When two P-type and N-type semiconductor layers come into contact with each other, a p-n junction is created. At the p-n junction, electrons from the N layer diffuse into the P layer, combining with the holes there. This process creates a depleted region where there are neither free electrons nor holes. Due to the diffusion of electrons from the N layer to the P layer, the N layer will be positively charged and the P layer will be negatively charged. The potential difference between the two semiconductor layers is called the diffusion potential. This diffusion potential creates an electrical barrier, preventing the current from moving in the opposite direction.
The terminals of the diode are known as the anode (A) which corresponds to the P region and the cathode (K) corresponds to the N region.
Diode approximation is a mathematical method used to approximate the nonlinear behavior of real diodes to enable calculations and circuit analysis. There are three different approximations used to analyze the diode circuits [1].
First Diode Approximation
In the first approximation method, the diode is considered as a forward-biased diode and as a closed switch with zero voltage drop. It is not apt to use in real-life circumstances but used only for general approximations where preciseness is not required.
Second Diode Approximation
In the second approximation, the diode is considered as a forward-biased diode in series with a battery to turn on the device. For a silicon diode to turn on, it needs 0.7V. A voltage of 0.7V or greater is fed to turn on the forward-biased diode. The diode turns off if the voltage is less than 0.7V.
Third Diode Approximation
The third approximation of a diode includes voltage across the diode and voltage across bulk resistance, RB. The bulk resistance is low, such as less than 1 ohm and always less than 10 ohms. The bulk resistance, RB corresponds to the resistance of p and n materials. This resistance changes based on the amount of forwarding voltage and the current flowing through the diode at any given time.
The voltage drop across the diode is calculated using the formula
Vd = 0.7V + Id *RB
And if RB < 1/100 RTh or RB < 0.001 RTh, we neglect that
Diodes are classified into different types based on their structure, function, and applications. Some common diode types include:
Silicon Diode (Si Diode): The most common diode type, used in various electronic applications.
Schottky Diode: A type of diode with fast switching speeds, often used in high-frequency electronic circuits.
Zener Diode: A type of diode with voltage stabilization capabilities, commonly used in power supply circuits.
LED (Light Emitting Diode): A type of diode that emits light when current passes through it, used in LEDs and displays.
Laser Diode: A type of diode that emits laser light, used in applications like optical disc readers and laser cutters.
Diodes are widely used in various fields, including:
Rectification: Diodes are used to convert AC to DC, providing power for electronic devices.
Circuit Protection: Diodes are used to protect electronic circuits from damage caused by reverse voltage or overcurrent.
Signal Control: Diodes are used to control electronic signals in circuits.
Indication: LEDs are used as indicator lights to show the operating status of electronic devices.
Optical Sensors: Diodes are used in optical sensors to detect light or infrared radiation.

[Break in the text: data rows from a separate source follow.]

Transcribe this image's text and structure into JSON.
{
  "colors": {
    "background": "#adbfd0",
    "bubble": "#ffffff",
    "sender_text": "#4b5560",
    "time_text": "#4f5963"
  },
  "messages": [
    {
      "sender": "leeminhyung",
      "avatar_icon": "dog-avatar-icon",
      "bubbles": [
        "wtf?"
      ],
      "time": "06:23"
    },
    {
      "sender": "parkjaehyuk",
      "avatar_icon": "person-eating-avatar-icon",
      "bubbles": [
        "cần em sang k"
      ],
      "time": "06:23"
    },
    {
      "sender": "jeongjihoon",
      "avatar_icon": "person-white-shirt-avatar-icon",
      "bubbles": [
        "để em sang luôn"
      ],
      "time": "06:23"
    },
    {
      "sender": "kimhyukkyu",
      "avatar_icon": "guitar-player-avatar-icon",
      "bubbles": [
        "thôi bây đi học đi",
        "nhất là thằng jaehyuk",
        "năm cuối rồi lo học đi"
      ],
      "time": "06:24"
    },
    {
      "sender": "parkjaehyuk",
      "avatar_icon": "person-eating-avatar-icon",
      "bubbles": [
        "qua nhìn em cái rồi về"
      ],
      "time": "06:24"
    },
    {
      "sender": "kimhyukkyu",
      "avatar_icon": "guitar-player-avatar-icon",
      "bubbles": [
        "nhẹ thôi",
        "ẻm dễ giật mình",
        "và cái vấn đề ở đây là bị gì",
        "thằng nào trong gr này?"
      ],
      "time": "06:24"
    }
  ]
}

When selecting a diode, consider the following factors:
Diode Type: Choose the diode type suitable for the specific application.
Maximum Voltage: Select a diode with a maximum voltage higher than the voltage used in the circuit.
Maximum Current: Choose a diode with a maximum current greater than the current that needs to pass through the diode.
Switching Speed: Select a diode with a switching speed that matches the operating frequency of the circuit.
Size and Shape: Choose a diode with a size and shape that fits the installation space.
Reference:
[1] El-Pro-Cus, What is Diode Approximation: Types and Diode Models, https://www.elprocus.com/diode-approximation-types-and-diode-models/